Observability & Monitoring

        The constraint: NEVER log prompt text, user input, completion text, URLs, or user IDs. Observability for an LLM system must answer "is it working?" and "how much does it cost?" without ever seeing what users asked.
      

Observability in LLM systems is fundamentally different from traditional web services. You can't just log request/response bodies — those contain user-generated text that may be sensitive. Every metric, trace annotation, and dashboard widget must be designed with the assumption that the content is private, while the operational metadata is not.

Like the Clacks towers of the Grand Trunk, every message carries overhead bytes recording its journey — how long each tower held it, which ones dropped it, the cost of the semaphore time — but the message itself is never read by the operators. GNU Terry Pratchett.

X-Ray Distributed Tracing

AWS X-Ray traces requests end-to-end across Lambda, DynamoDB, and Bedrock. Sampling is set at 5% to balance visibility against cost.

What we trace (safe)

Annotations (searchable): model_id, status, error_type
Metadata (visible): tokens_used, latency_ms, Bedrock namespace details
Subsegments: Custom spans for guardrails, Bedrock calls, DynamoDB writes

What we never trace

Prompt text or user selections
Model completions or generated content
Page URLs or user identifiers
Any dimension that could identify what a user was reading

The X-Ray SDK is patched via patch_all() for automatic boto3 instrumentation. Custom subsegments wrap each pipeline stage so latency breakdowns show exactly where time is spent.

CloudWatch Metrics (EMF)

Six metrics are emitted via Embedded Metric Format (EMF) — structured log lines that CloudWatch automatically parses into queryable metrics, without the cost of PutMetricData API calls:

Metric	Dimensions	Unit	Purpose
`RequestCount`	`[Tier]`	Count	Total requests by user tier
`CapUtilization`	`[Tier, Window]`	Percent	How close users are to rate limits
`CapDenied`	`[Tier]`	Count	Requests rejected by rate limiting
`BedrockCostEstimate`	—	None (USD)	Per-request cost estimate
`ErrorRate`	`[StatusCode]`	Count	Errors by HTTP status code
`Latency`	—	Milliseconds	End-to-end request latency

All metrics land in the Aletheia/API namespace.

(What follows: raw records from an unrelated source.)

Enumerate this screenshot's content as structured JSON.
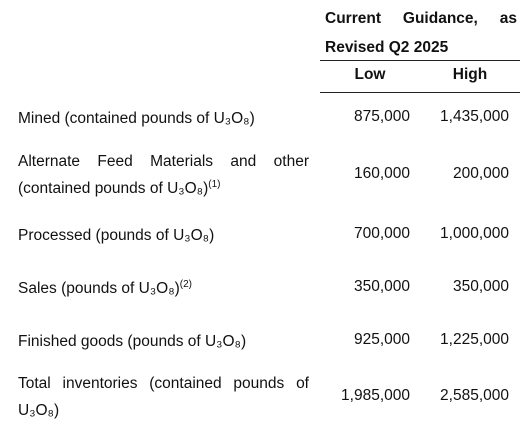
{
  "header": {
    "title": "Current Guidance, as Revised Q2 2025",
    "columns": [
      "Low",
      "High"
    ]
  },
  "table": {
    "rows": [
      {
        "label": "Mined (contained pounds of U₃O₈)",
        "low": "875,000",
        "high": "1,435,000"
      },
      {
        "label": "Alternate Feed Materials and other (contained pounds of U₃O₈)",
        "note": "(1)",
        "low": "160,000",
        "high": "200,000"
      },
      {
        "label": "Processed (pounds of U₃O₈)",
        "low": "700,000",
        "high": "1,000,000"
      },
      {
        "label": "Sales (pounds of U₃O₈)",
        "note": "(2)",
        "low": "350,000",
        "high": "350,000"
      },
      {
        "label": "Finished goods (pounds of U₃O₈)",
        "low": "925,000",
        "high": "1,225,000"
      },
      {
        "label": "Total inventories (contained pounds of U₃O₈)",
        "low": "1,985,000",
        "high": "2,585,000"
      }
    ]
  }
}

Tier dimensions are validated against a fixed set (free, subscriber, admin, pro, enterprise) to prevent cardinality explosion from malformed JWTs.

Component-Level Latency

Each request records timing breakdowns across seven stages, returned in the API response for client-side diagnostics:

Component	What it measures
Input validation	Text checks, UTF-8 verification
Denylist check	HashSet lookup against term list
Semantic guardrail	LLM classification call
DynamoDB persist	Conditional write with TTL
Bedrock generation	Model invocation (dominant cost)
Score processing	Parse and threshold scores
Total	End-to-end Lambda execution

EMF Payload Structure

Each metric is a structured JSON log line. CloudWatch extracts the _aws envelope automatically:

        Embedded Metric Format (EMF) payload
{
  "_aws": {
    "Timestamp": 1708900000000,
    "CloudWatchMetrics": [{
      "Namespace": "Aletheia/API",
      "Dimensions": [["Tier"]],
      "Metrics": [{
        "Name": "RequestCount",
        "Unit": "Count"
      }]
    }]
  },
  "Tier": "free",
  "RequestCount": 1
}
      

Client-Side Diagnostics

The extension popup includes a diagnostics panel that shows:

Extension version and browser type
Service worker status and last restart time
API endpoint connectivity
Auth state and token expiry (when auth is enabled)
Last request latency breakdown

This lets users self-diagnose issues before filing a bug report, and gives the team immediate signal when debugging user-reported problems.

Health Check

The /health endpoint returns system status without invoking any LLM calls. It validates that the Lambda is responsive, DynamoDB is reachable, and the Bedrock client can be instantiated. This is the target for post-deploy smoke tests and uptime monitoring.

Admin Metrics Dashboard

The /metrics endpoint (admin-only) returns aggregate statistics: total requests, unique users, requests by tier, error rates, and cost estimates. No individual user data is exposed — all metrics are aggregated at the system level.